Weeks after snapping up one of Chicago’s most recognizable office towers at an 85 percent discount, Kohan’s bid to reposition it may test whether bold plays, not just bargain pricing, can help reset the Loop’s struggling office market.
Kohan Retail Investment Group CEO Mike Kohan said his firm is looking for a hotel partner to lease and redevelop the mid-rise portion of 311 South Wacker Drive into a hotel with 300 keys, reviving a pre-pandemic vision once explored by previous owner Zeller Realty Group, Crain’s reported.
Kohan, best known for buying distressed malls, acquired the 65-story tower in late June for $45 million. The building last sold for $302 million in 2014.
Kohan’s acquisition at $35 per square foot was one of the steepest losses ever for a Chicago office building and emblematic of broader Loop distress. Zeller and Chinese investor Cindat Capital lost their equity and refinanced debt after failed attempts to sell the tower for $300 million in 2022 and $70 million earlier this year.

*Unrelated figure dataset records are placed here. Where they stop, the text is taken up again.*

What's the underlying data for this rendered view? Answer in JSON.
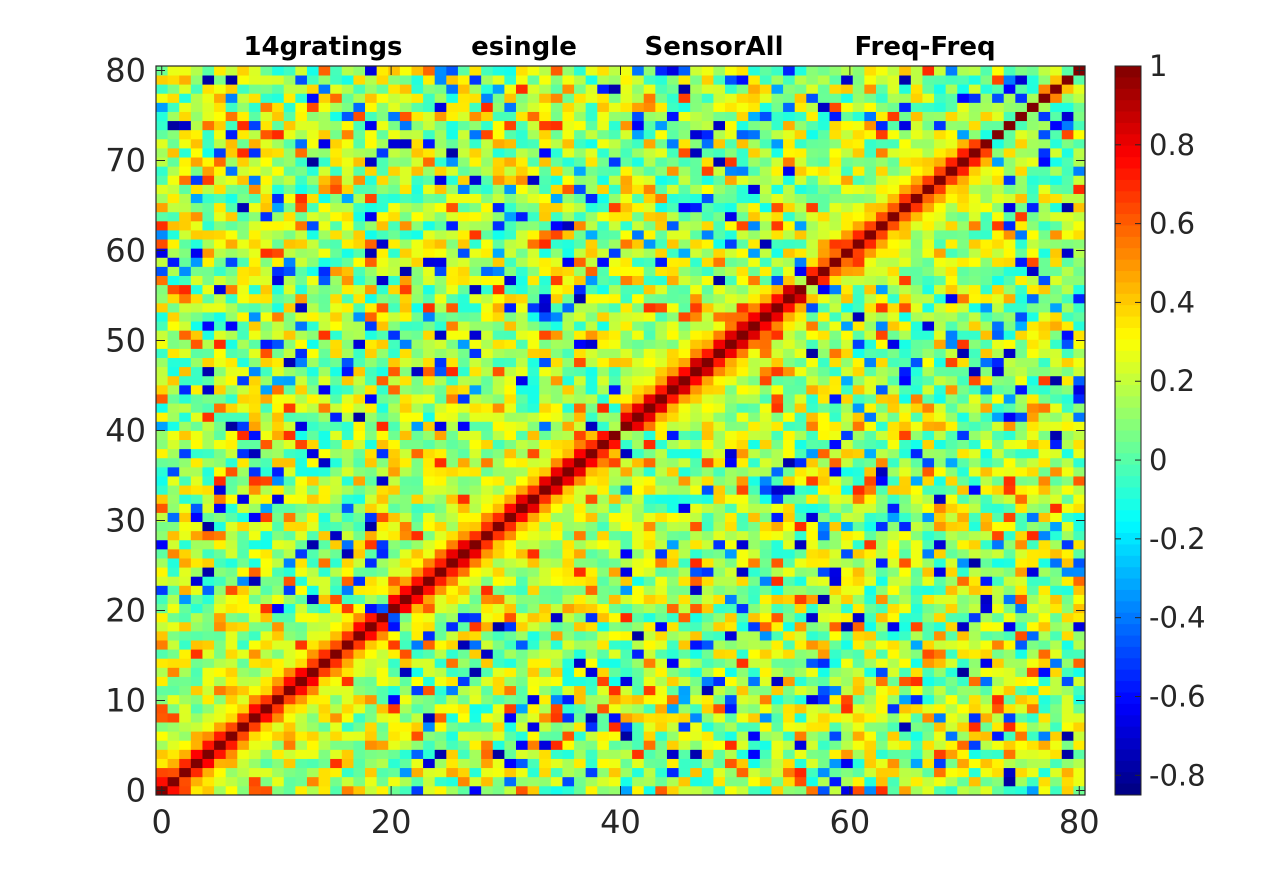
{
  "chart_data": {
    "type": "heatmap",
    "title_segments": [
      "14gratings",
      "esingle",
      "SensorAll",
      "Freq-Freq"
    ],
    "xlabel": "",
    "ylabel": "",
    "n": 80,
    "xlim": [
      -0.5,
      80.5
    ],
    "ylim": [
      -0.5,
      80.5
    ],
    "x_ticks": [
      0,
      20,
      40,
      60,
      80
    ],
    "y_ticks": [
      0,
      10,
      20,
      30,
      40,
      50,
      60,
      70,
      80
    ],
    "colormap": "jet",
    "clim": [
      -0.85,
      1
    ],
    "colorbar_ticks": [
      1,
      0.8,
      0.6,
      0.4,
      0.2,
      0,
      -0.2,
      -0.4,
      -0.6,
      -0.8
    ],
    "colorbar_tick_labels": [
      "1",
      "0.8",
      "0.6",
      "0.4",
      "0.2",
      "0",
      "-0.2",
      "-0.4",
      "-0.6",
      "-0.8"
    ],
    "diagonal_value": 1,
    "blocks": [
      {
        "range": [
          0,
          20
        ],
        "near_diagonal": 0.7
      },
      {
        "range": [
          20,
          40
        ],
        "near_diagonal": 0.75
      },
      {
        "range": [
          40,
          56
        ],
        "near_diagonal": 0.8
      },
      {
        "range": [
          56,
          72
        ],
        "near_diagonal": 0.65
      }
    ],
    "off_diagonal_range": [
      -0.8,
      0.7
    ],
    "random_seed": 12345
  }
}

The proposed hotel would occupy around a dozen floors above level 32, space that’s proved especially difficult to lease due to elevator access and layout challenges. Kohan is offering a ground lease structure and hoping to hand the entire hotel buildout over to a third-party operator.
The estimated $60 million conversion would effectively pull 350,000 square feet of vacant office space off the market while generating foot traffic for the tower’s retail tenants and surrounding area.
Meanwhile Kohan is marketing the office space at discounted rates. An online listing shows rents of $23 to $30 per square foot. The average downtown rental rate is approaching $44 per square foot, according to Colliers.
The building is poised to be more than half empty once law firm Smith Gambrell & Russell exits early next year. At the start of the pandemic, it was 86 percent leased.
Adaptive reuse is a hot topic in distressed office circles. But converting part of 311 South Wacker into a hotel will be far from simple. Consultant Ted Mandigo noted that hospitality investors have cheaper, easier options in Chicago and would need to command upscale room rates to make the numbers work.